TÉMOIGNAGE

«Il faut continuer à dénoncer le jeu du foulard»

Par XAVIER LAFARGUE le 11.12.2009 à 00:01

La mère de Florent, décédé à Genève des suites de cette pratique, revient d’un colloque à Paris.

Pour avoir testé, seul dans sa chambre, le jeu du foulard, Florent, 13?ans, a perdu la vie. C’était le 28 mai à Genève. Ses parents avaient tenu à témoigner dans la Tribune de Genève (nos éditions du 6 juin) «pour que ce truc qui tue s’arrête».

Depuis, Fabienne Tosi, sa maman, s’active pour dénoncer les dangers de cette pratique qui consiste à s’enserrer le cou avec un lien quelconque, entraînant parfois le handicap à vie ou le décès. A Paris, l’Apeas (Association de parents d’enfants accidentés par strangulation) vient d’organiser le premier colloque international sur le jeu du foulard. Il a réuni des centaines de personnes venues du Canada, des Etats-Unis, d’Afrique du Sud, d’Angleterre, de Belgique, de la Réunion et de Suisse.

Fabienne Tosi, comment s’est déroulé ce colloque?

Le premier jour, des spécialistes ont abordé les aspects sociologiques et psychologiques du jeu du foulard. Pour comprendre pourquoi des jeunes s’y adonnent. On nous a confirmé qu’ils n’ont pas conscience du danger et commencent généralement en groupe, avant de le refaire seuls. Le deuxième jour était consacré aux méthodes de prévention et à une table ronde internationale de parents. J’y ai participé en tant que déléguée pour Genève.

Que retirez-vous des débats?

Déjà deux choses. D’abord que le jeu du foulard tue toujours et partout dans le monde. Et ensuite qu’une action de prévention massive à l’attention des jeunes et d’information à l’égard des adultes au sens large s’impose de manière urgente.

A Paris, vous avez rencontré des parents confrontés au même drame que le vôtre…

En effet, et ce qui m’a frappé, c’est que certains ont cru, parfois longtemps, que leur enfant s’était suicidé.
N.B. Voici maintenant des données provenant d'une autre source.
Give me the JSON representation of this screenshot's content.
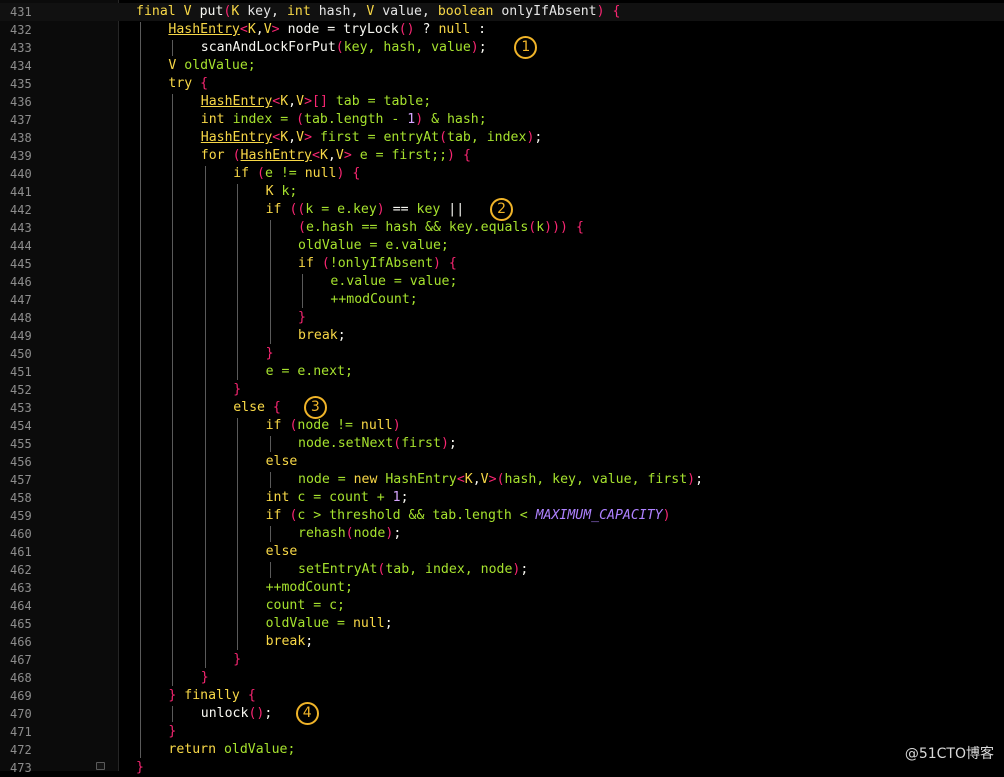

C’est le cas d’un père venu d’Afrique du Sud pour témoigner. Ce n’est que quatre ans après le décès de son fils qu’on lui a dit qu’il s’agissait du jeu du foulard, que c’était un accident dramatique. Mais vous vous rendez compte de la culpabilité qui l’a rongé durant toutes ces années? Pour Florent, heureusement, le médecin nous a immédiatement dit que son décès était dû à ce «jeu».

D’où l’importance d’informer les professionnels du secours?

Oui, mais il faut informer tout le monde: jeunes, parents et tous ceux qui s’occupent des jeunes (enseignants, médecins, etc.).

A ce titre, que fait-on en Suisse?

Peu de chose pour l’instant. Aux Etats-Unis ou en France, on en parle bien davantage. Un policier américain est venu nous dire comment il faisait de la prévention auprès des jeunes, en parlant des conséquences émotionnelles pour l’entourage de ceux qui décèdent. Ici, peu d’informations sont dispensées. Pourtant, mon mari, mon fils aîné, Benjamin, et moi aimerions le faire. Nous avons rencontré Charles Beer à ce sujet.

Le médecin du Service de santé de la jeunesse prend la chose très au sérieux. Benjamin, lui, a pu témoigner auprès de 250 jeunes, dans une école privée. Et le lendemain de la publication de votre article sur Florent, le 8 juin, une dame a créé un groupe de prévention sur Facebook, intitulé «Jeu du foulard, attention, danger». Il y a aujourd’hui 504 membres. Je remercie infiniment cette maman.

C’est un début?

Oui, comme ce colloque. Qui en appellera d’autres, je l’espère. Car le seul moyen de lutter contre ce fléau, c’est de continuer à le dénoncer le plus largement possible. Auprès des jeunes et aussi des parents. Pour que ces derniers soient attentifs aux signes avant-coureurs, par exemple des traces fréquentes sur le cou.

Leur liste figure sur le site Web de l’Apeas (www.jeudufoulard.com). La plupart des parents présents à Paris ont confié que s’ils avaient eu connaissance de ces signes, leurs enfants seraient encore en vie.